Jackson told the trial court he had not prepared for a Council hearing and after some discussion stated he would think about it overnight. The Solicitor reiterated that if Jackson presented any evidence of polygraph test results, the State “intend[ed] to call the Sheriff to say he was prepared to take [Jackson] to S.L.E.D. and [Jackson] did not take him up on it.” The next morning trial counsel stated he had thought about it and decided that he would simply ask the witness whether Jackson had agreed to take a polygraph and whether one was administered and “leave it at that.” Clearly, Jackson abandoned his motion to admit the polygraph test results. 

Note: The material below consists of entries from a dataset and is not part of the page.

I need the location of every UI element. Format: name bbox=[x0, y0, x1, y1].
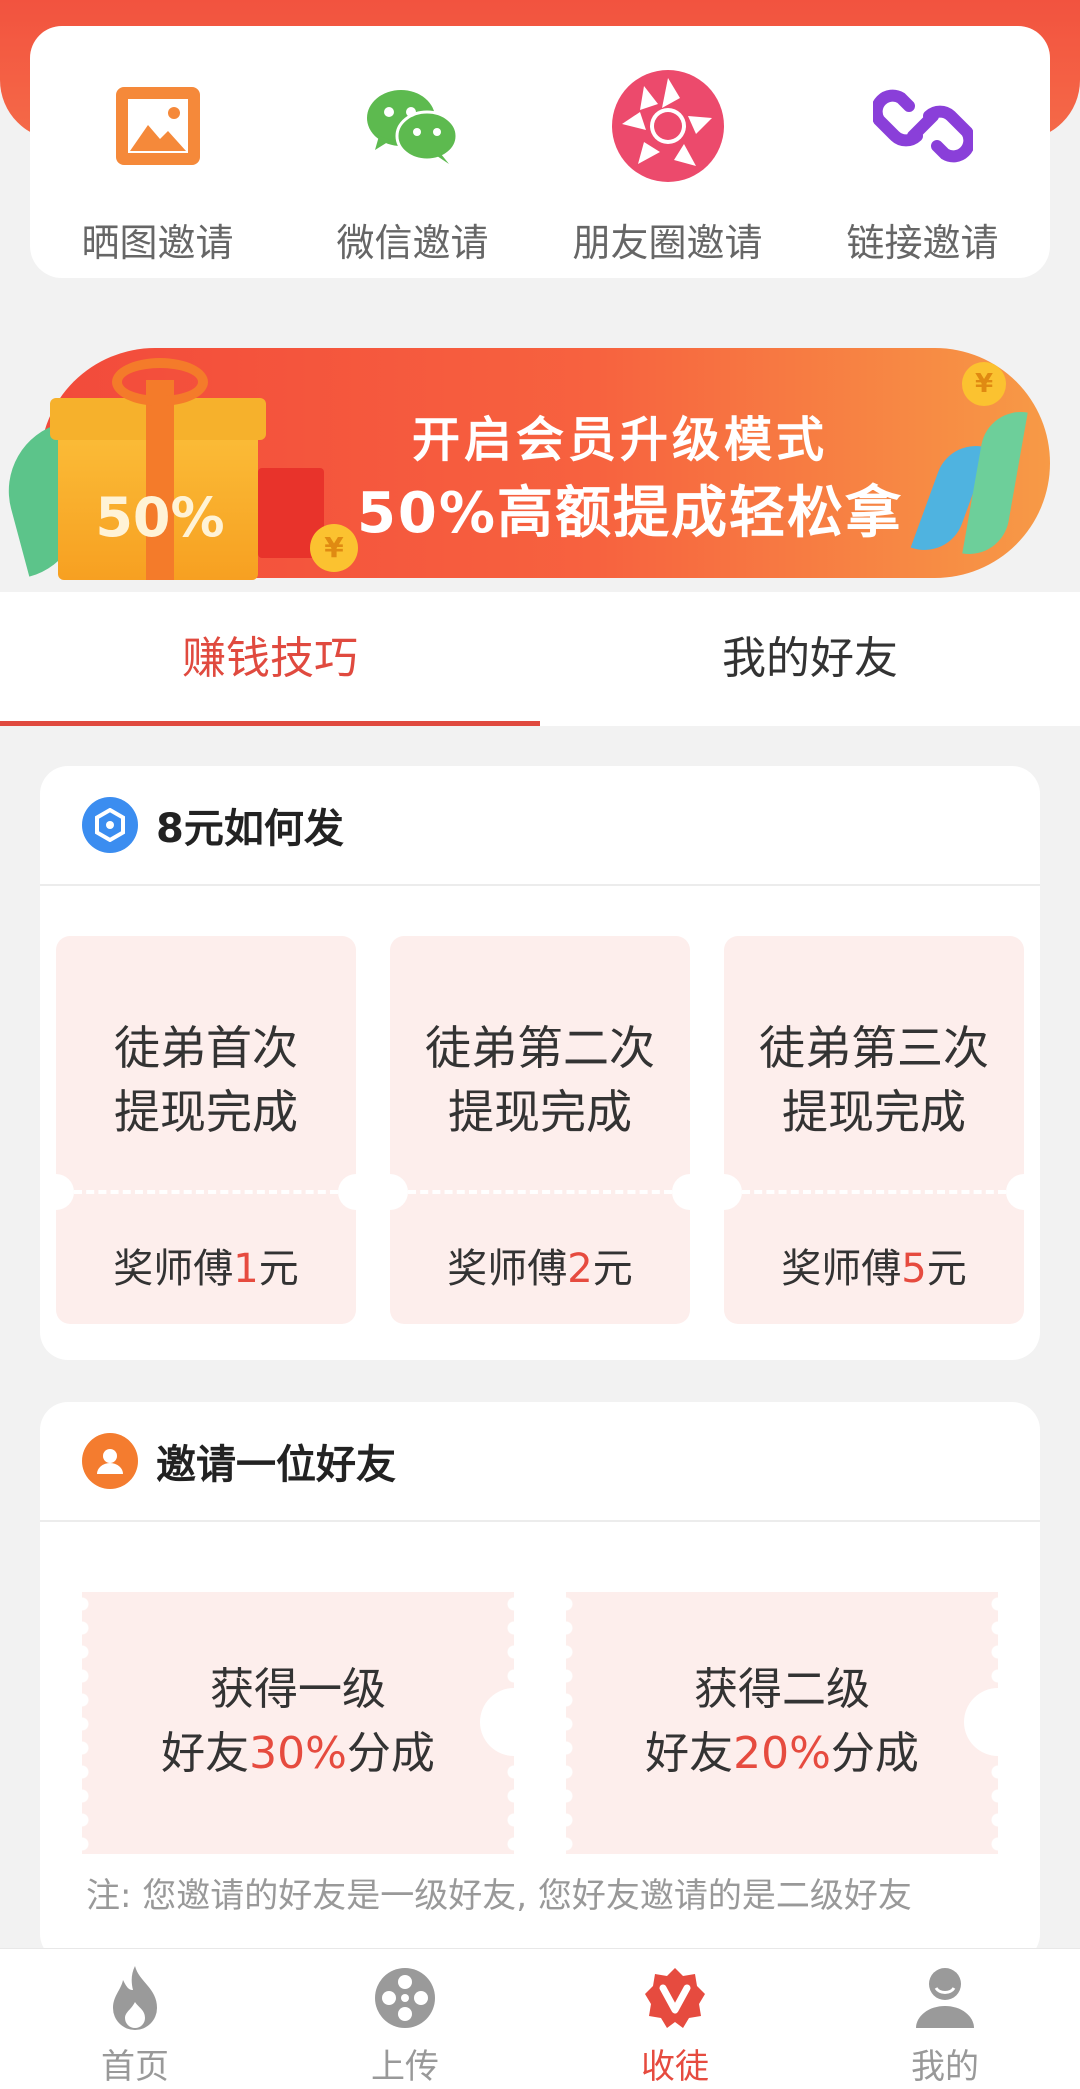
coupon-prefix: 好友 bbox=[645, 1728, 734, 1779]
coupon-percent: 30% bbox=[249, 1728, 347, 1779]
reward-amount: 5 bbox=[901, 1246, 927, 1292]
reward-tickets: 徒弟首次 提现完成 奖师傅1元 徒弟第二次 提现完成 奖师傅2元 徒弟第三次 提… bbox=[56, 936, 1024, 1324]
ticket-reward: 奖师傅5元 bbox=[724, 1236, 1024, 1294]
reward-suffix: 元 bbox=[926, 1246, 967, 1292]
coupon-suffix: 分成 bbox=[830, 1728, 919, 1779]
ticket-condition: 徒弟首次 提现完成 bbox=[56, 1016, 356, 1144]
coupon-text: 获得一级 好友30%分成 bbox=[82, 1658, 514, 1786]
ticket-divider bbox=[74, 1190, 338, 1194]
banner-title: 开启会员升级模式 bbox=[411, 412, 828, 468]
hexagon-icon bbox=[82, 797, 138, 853]
reward-ticket: 徒弟首次 提现完成 奖师傅1元 bbox=[56, 936, 356, 1324]
film-reel-icon bbox=[370, 1963, 440, 2033]
coupon-line: 获得二级 bbox=[694, 1664, 870, 1715]
banner-subtitle: 50%高额提成轻松拿 bbox=[356, 481, 904, 546]
invite-friend-card: 邀请一位好友 获得一级 好友30%分成 获得二级 好友20%分成 注: 您邀请的… bbox=[40, 1402, 1040, 1962]
card-header: 8元如何发 bbox=[40, 766, 1040, 886]
ticket-notch bbox=[338, 1174, 356, 1210]
tab-earning-tips[interactable]: 赚钱技巧 bbox=[0, 592, 540, 726]
nav-label: 首页 bbox=[101, 2047, 169, 2087]
v-badge-icon bbox=[640, 1963, 710, 2033]
coupon-percent: 20% bbox=[733, 1728, 831, 1779]
ticket-notch bbox=[390, 1174, 408, 1210]
user-icon bbox=[82, 1433, 138, 1489]
coin-icon: ¥ bbox=[962, 362, 1006, 406]
reward-ticket: 徒弟第三次 提现完成 奖师傅5元 bbox=[724, 936, 1024, 1324]
reward-amount: 2 bbox=[567, 1246, 593, 1292]
share-image-invite[interactable]: 晒图邀请 bbox=[43, 26, 273, 267]
membership-banner[interactable]: 50% ¥ 开启会员升级模式 50%高额提成轻松拿 ¥ bbox=[0, 318, 1080, 580]
coupon-text: 获得二级 好友20%分成 bbox=[566, 1658, 998, 1786]
wechat-icon bbox=[353, 66, 473, 186]
card-header: 邀请一位好友 bbox=[40, 1402, 1040, 1522]
share-label: 晒图邀请 bbox=[81, 221, 234, 265]
share-link-invite[interactable]: 链接邀请 bbox=[808, 26, 1038, 267]
ticket-line: 徒弟首次 bbox=[114, 1021, 298, 1075]
card-title: 邀请一位好友 bbox=[156, 1442, 396, 1488]
ticket-notch bbox=[1006, 1174, 1024, 1210]
reward-prefix: 奖师傅 bbox=[113, 1246, 234, 1292]
nav-mine[interactable]: 我的 bbox=[810, 1949, 1080, 2089]
content-tabs: 赚钱技巧 我的好友 bbox=[0, 592, 1080, 726]
invite-note: 注: 您邀请的好友是一级好友, 您好友邀请的是二级好友 bbox=[86, 1876, 912, 1916]
ticket-reward: 奖师傅2元 bbox=[390, 1236, 690, 1294]
share-label: 链接邀请 bbox=[846, 221, 999, 265]
commission-coupon: 获得二级 好友20%分成 bbox=[566, 1592, 1032, 1854]
moments-icon bbox=[608, 66, 728, 186]
ticket-reward: 奖师傅1元 bbox=[56, 1236, 356, 1294]
reward-ticket: 徒弟第二次 提现完成 奖师傅2元 bbox=[390, 936, 690, 1324]
reward-suffix: 元 bbox=[592, 1246, 633, 1292]
share-moments-invite[interactable]: 朋友圈邀请 bbox=[553, 26, 783, 267]
card-title: 8元如何发 bbox=[156, 806, 344, 852]
coupon-prefix: 好友 bbox=[161, 1728, 250, 1779]
ticket-condition: 徒弟第三次 提现完成 bbox=[724, 1016, 1024, 1144]
share-options-card: 晒图邀请 微信邀请 朋友圈邀请 链接邀请 bbox=[30, 26, 1050, 278]
ticket-notch bbox=[672, 1174, 690, 1210]
reward-prefix: 奖师傅 bbox=[781, 1246, 902, 1292]
flame-icon bbox=[100, 1963, 170, 2033]
ticket-divider bbox=[742, 1190, 1006, 1194]
gift-percent-text: 50% bbox=[95, 486, 225, 549]
coupon-line: 好友20%分成 bbox=[566, 1722, 998, 1786]
share-label: 微信邀请 bbox=[336, 221, 489, 265]
coupon-line: 获得一级 bbox=[210, 1664, 386, 1715]
tab-my-friends[interactable]: 我的好友 bbox=[540, 592, 1080, 726]
ticket-line: 提现完成 bbox=[114, 1085, 298, 1139]
reward-amount: 1 bbox=[233, 1246, 259, 1292]
ticket-condition: 徒弟第二次 提现完成 bbox=[390, 1016, 690, 1144]
person-icon bbox=[910, 1963, 980, 2033]
ticket-divider bbox=[408, 1190, 672, 1194]
image-icon bbox=[98, 66, 218, 186]
nav-label: 我的 bbox=[911, 2047, 979, 2087]
coupon-line: 好友30%分成 bbox=[82, 1722, 514, 1786]
gift-ribbon bbox=[146, 380, 174, 580]
reward-suffix: 元 bbox=[258, 1246, 299, 1292]
share-label: 朋友圈邀请 bbox=[572, 221, 763, 265]
ticket-line: 徒弟第二次 bbox=[425, 1021, 655, 1075]
reward-prefix: 奖师傅 bbox=[447, 1246, 568, 1292]
earn-rules-card: 8元如何发 徒弟首次 提现完成 奖师傅1元 徒弟第二次 提现完成 奖师傅2元 徒 bbox=[40, 766, 1040, 1360]
nav-home[interactable]: 首页 bbox=[0, 1949, 270, 2089]
share-wechat-invite[interactable]: 微信邀请 bbox=[298, 26, 528, 267]
nav-label: 上传 bbox=[371, 2047, 439, 2087]
coupon-suffix: 分成 bbox=[346, 1728, 435, 1779]
ticket-notch bbox=[56, 1174, 74, 1210]
ticket-line: 提现完成 bbox=[448, 1085, 632, 1139]
bottom-navbar: 首页 上传 收徒 我的 bbox=[0, 1948, 1080, 2089]
nav-recruit[interactable]: 收徒 bbox=[540, 1949, 810, 2089]
link-icon bbox=[863, 66, 983, 186]
ticket-line: 提现完成 bbox=[782, 1085, 966, 1139]
ticket-notch bbox=[724, 1174, 742, 1210]
nav-upload[interactable]: 上传 bbox=[270, 1949, 540, 2089]
ticket-line: 徒弟第三次 bbox=[759, 1021, 989, 1075]
commission-coupon: 获得一级 好友30%分成 bbox=[82, 1592, 548, 1854]
gift-bow bbox=[112, 358, 208, 406]
nav-label: 收徒 bbox=[641, 2047, 709, 2087]
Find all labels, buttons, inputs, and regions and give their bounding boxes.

On appeal, Jackson contends that “while any potential Council issue was waived, the issue of rebuttal was clearly raised and ruled upon by the trial court.” Jackson contends the State “opened the door . . . for evidence that [Jackson] took [a polygraph test] and passed it” and he should have been allowed to introduce polygraph evidence in rebuttal.
When a party introduces evidence about a particular matter, the other party is entitled to explain it or rebut it, even if the latter evidence would have been incompetent or irrelevant had it been offered initially. See State v. Foster, 354 S.C. 614, 582 S.E.2d 426 (2003). However, here, Jackson waived any argument he had when he acquiesced the next morning and stated he would ask Spell if he had administered a polygraph and “leave it at that.” Jackson did not note any objection. Jackson made a decision to not introduce any evidence of the polygraph test results in rebuttal. Accordingly, this issue is not preserved.
In any event, Jackson was not prejudiced. State v. Locklair, 341 S.C. 352, 535 S.E.2d 420 (2000) (holding error without prejudice does not warrant reversal). The testimony before the jury was that Jackson stated he would be willing to take a polygraph and Spell testified he never offered him one. This would not leave the jury with the impression that Jackson had taken and failed a polygraph. Accordingly, based on the foregoing, Jackson’s conviction and sentence are
TOAL, C.J., BURNETT, PLEICONES, JJ., and Acting Justice Marc H. Westbrook, concur.
Two rings initially thought to also have been stolen were later discovered in the Ayer’s home.
 Barbara had made a deathbed promise to her mother (Jackson’s grandmother) to take care of Jackson and by all accounts had been extremely generous to Jackson over the years.
When the State introduced the photograph during trial, Jackson asked the trial court to note his pre-trial objection to its admission. The State argues that Jackson failed to state his objection in terms of Rule 403, SCRE, and therefore is barred from arguing this rule on appeal. While Jackson did not argue specifically Rule 403, he clearly argued that the prejudicial value of the photo outweighed any probative value. Accordingly, Jackson properly preserved this objection.
We note trial counsel was present at this meeting.
The pertinent part of the conversation is as follows:
Spell: Would you be willing to take a polygraph?
Appellant: Yeah. That’d be fine.
Spell: Okay. You don’t have any problem doing that?
Appellant: Unhuh. That’s fine.
Apparently, prior to trial Jackson had taken a private polygraph and passed. However, neither the results of this polygraph nor the questions asked during the test were proffered for the record.
State v. Council, 335 S.C. 1, 515 S.E.2d 508 (1999)(holding the admissibility of polygraph tests must be analyzed under Rules 702 and 403, SCRE.).
Spell later testified that he asked Jackson if he would be willing to take a polygraph and his response was “sure” but he never offered Jackson one.